[antlr-interest] Python target v3 unicode problems

Thu Sep 13 14:55:43 PDT 2007

Hi,

On 9/13/07, Benjamin Niemann <pink at odahoda.de> wrote:
> You must feed unicode data into the lexer. So if you are using
> ANTLRFileStream, use something like
>   ANTLRFileStream(path, encoding='utf-8')

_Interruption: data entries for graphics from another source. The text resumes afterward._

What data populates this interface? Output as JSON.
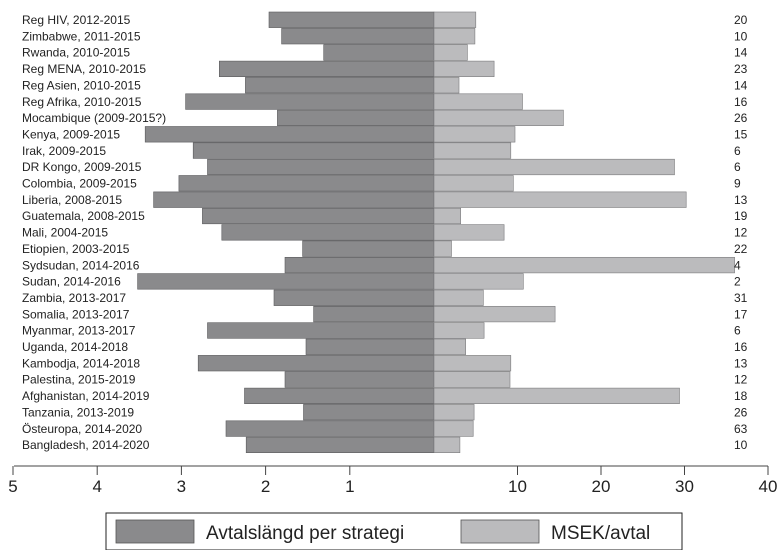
{
  "chart_data": {
    "type": "bar",
    "orientation": "horizontal-diverging",
    "categories": [
      "Reg HIV, 2012-2015",
      "Zimbabwe, 2011-2015",
      "Rwanda, 2010-2015",
      "Reg MENA, 2010-2015",
      "Reg Asien, 2010-2015",
      "Reg Afrika, 2010-2015",
      "Mocambique (2009-2015?)",
      "Kenya, 2009-2015",
      "Irak, 2009-2015",
      "DR Kongo, 2009-2015",
      "Colombia, 2009-2015",
      "Liberia, 2008-2015",
      "Guatemala, 2008-2015",
      "Mali, 2004-2015",
      "Etiopien, 2003-2015",
      "Sydsudan, 2014-2016",
      "Sudan, 2014-2016",
      "Zambia, 2013-2017",
      "Somalia, 2013-2017",
      "Myanmar, 2013-2017",
      "Uganda, 2014-2018",
      "Kambodja, 2014-2018",
      "Palestina, 2015-2019",
      "Afghanistan, 2014-2019",
      "Tanzania, 2013-2019",
      "Östeuropa, 2014-2020",
      "Bangladesh, 2014-2020"
    ],
    "series": [
      {
        "name": "Avtalslängd per strategi",
        "color": "#8a8a8c",
        "values": [
          1.96,
          1.81,
          1.31,
          2.55,
          2.24,
          2.95,
          1.86,
          3.43,
          2.86,
          2.69,
          3.03,
          3.33,
          2.75,
          2.52,
          1.56,
          1.77,
          3.52,
          1.9,
          1.43,
          2.69,
          1.52,
          2.8,
          1.77,
          2.25,
          1.55,
          2.47,
          2.23
        ],
        "axis": {
          "ticks": [
            5,
            4,
            3,
            2,
            1
          ],
          "range": [
            0,
            5
          ]
        }
      },
      {
        "name": "MSEK/avtal",
        "color": "#bbbbbd",
        "values": [
          5,
          4.9,
          4,
          7.2,
          3,
          10.6,
          15.5,
          9.7,
          9.2,
          28.8,
          9.5,
          30.2,
          3.2,
          8.4,
          2.1,
          36,
          10.7,
          5.9,
          14.5,
          6,
          3.8,
          9.2,
          9.1,
          29.4,
          4.8,
          4.7,
          3.1
        ],
        "axis": {
          "ticks": [
            10,
            20,
            30,
            40
          ],
          "range": [
            0,
            40
          ]
        }
      }
    ],
    "counts": [
      "20",
      "10",
      "14",
      "23",
      "14",
      "16",
      "26",
      "15",
      "6",
      "6",
      "9",
      "13",
      "19",
      "12",
      "22",
      "4",
      "2",
      "31",
      "17",
      "6",
      "16",
      "13",
      "12",
      "18",
      "26",
      "63",
      "10"
    ],
    "legend": [
      "Avtalslängd per strategi",
      "MSEK/avtal"
    ],
    "legend_position": "bottom",
    "title": "",
    "xlabel": "",
    "ylabel": ""
  }
}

I tried this, now I can successfully load the strings thanks. However,
they seem to be somehow wrong after the parse. Here is my doctest:

    >>> unicode_str = u'author : "Viðar Svansson" ; '
    >>> tree = transform(unicode_str,SymbolTable(), Decorator, Linker)
    >>> tree
    {u'author' : u'Viðar Svansson'}

Here, the transform function scans, and parses the string. Before I
used ANTLRFileStream(path, encoding='utf-8'), it would fail on the
scanning. Now the lexer works but the test fails in the end with this
output:

Failed example:
    tree
Expected:
    {u'author' : u'Viðar Svansson'}
Got:
    {u'author': u'Vi\xc3\xb0ar Svansson'}

I am not sure what is wrong here, never seen seen hex values inside a
unicode encoding string. Any ideas?

Viðar